Our fourth recipe comes from Ghana in West Africa and is presented by Theresa Messerer.
You may well be thinking that my name has nothing to do with Africa … but Eric, my partner’s, does. He was born in Togo and grew up in Ghana, and I love his recipes and cuisine.
Fufu is without a doubt the dish that is most typical of West Africa. Fufu is a mash made from warm water and cassava flour that can be served with a variety of sauces. But believe me, mashing fufu to make it nice and smooth and getting just the right balance between water and cassava flour can be hard work without a bit of know-how. I’ve therefore decided to show you a different, but equally delicious dish instead – beans and gari with ripened plantain.
Gari (also spelt “garri”) and beans are pretty much staple foods in West Africa. Gari, obtained from cassava, is used in a wide variety of different ways: fried, boiled, mashed, grated or ground. When my friends ask me what cassava is, I often say that it looks like an African potato. Cassava is also very commonly found and extremely popular in places like Brazil, Mauritius and other parts of Africa.
There must be a thousand variations of this dish and various ways of preparing it and pepping it up with other ingredients.
Here’s my recipe – I hope you enjoy giving it a go too:
- Portions: 4
- Preparation time: 30 minutes
- Cooking time: 45–60 minutes
- 2 cups balck-eyed beans
- 2 plantains (the riper the better)
- 2 onions
- 500 ml vegetable oil
- To taste: gari (cassava semolina)
Black-eyed beans are cooked in the same way as rice, with plenty of water and a little salt. If the water boils away too quickly, simply add some more. A lot of water is needed to ensure that the beans turn out nice and soft. Simmer the beans for a total of 45–60 minutes (+/-) until they are soft.
While the beans are cooking, cut the onions into half rings and fry in plenty of vegetable oil. The onions should swim a bit in the oil, which we will be using again later.
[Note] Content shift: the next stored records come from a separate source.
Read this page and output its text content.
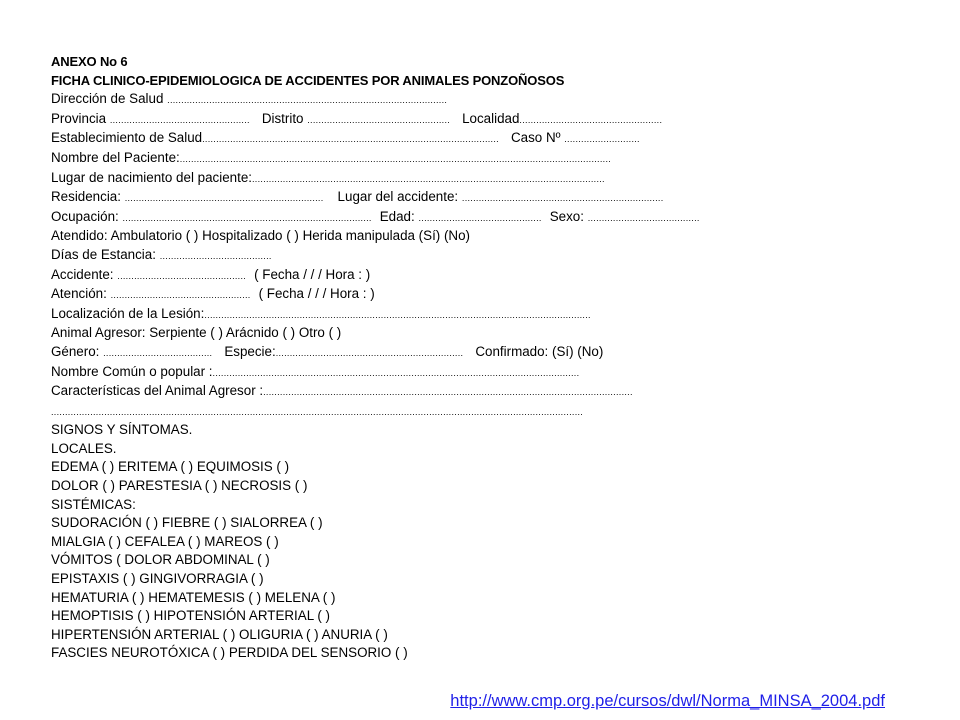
ANEXO No 6
FICHA CLINICO-EPIDEMIOLOGICA DE ACCIDENTES POR ANIMALES PONZOÑOSOS
Dirección de Salud ....................................................................................................
Provincia .................................................. Distrito ................................................... Localidad...................................................
Establecimiento de Salud.......................................................................................................... Caso Nº ...........................
Nombre del Paciente:..........................................................................................................................................................
Lugar de nacimiento del paciente:..............................................................................................................................
Residencia: ....................................................................... Lugar del accidente: ........................................................................
Ocupación: ......................................................................................... Edad: ............................................ Sexo: ........................................
Atendido: Ambulatorio ( ) Hospitalizado ( ) Herida manipulada (Sí) (No)
Días de Estancia: ........................................
Accidente: .............................................. ( Fecha / / / Hora : )
Atención: .................................................. ( Fecha / / / Hora : )
Localización de la Lesión:..........................................................................................................................................
Animal Agresor: Serpiente ( ) Arácnido ( ) Otro ( )
Género: ....................................... Especie:................................................................... Confirmado: (Sí) (No)
Nombre Común o popular :...................................................................................................................................
Características del Animal Agresor :....................................................................................................................................
..............................................................................................................................................................................................
SIGNOS Y SÍNTOMAS.
LOCALES.
EDEMA ( ) ERITEMA ( ) EQUIMOSIS ( )
DOLOR ( ) PARESTESIA ( ) NECROSIS ( )
SISTÉMICAS:
SUDORACIÓN ( ) FIEBRE ( ) SIALORREA ( )
MIALGIA ( ) CEFALEA ( ) MAREOS ( )
VÓMITOS ( DOLOR ABDOMINAL ( )
EPISTAXIS ( ) GINGIVORRAGIA ( )
HEMATURIA ( ) HEMATEMESIS ( ) MELENA ( )
HEMOPTISIS ( ) HIPOTENSIÓN ARTERIAL ( )
HIPERTENSIÓN ARTERIAL ( ) OLIGURIA ( ) ANURIA ( )
FASCIES NEUROTÓXICA ( ) PERDIDA DEL SENSORIO ( )
http://www.cmp.org.pe/cursos/dwl/Norma_MINSA_2004.pdf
Slice the plantains and fry in the vegetable oil until golden brown. It best to use a little more oil here too, so that the plantains stay nice and moist.
Once everything is sizzling and cooked through, serve.
When serving up, Eric is very particular about the order of things: First the beans. Then drizzle some onion and some of the oil used to fry the onions over the beans. This gives the gari a nice crispy texture. To finish off the dish, place the plantains on top.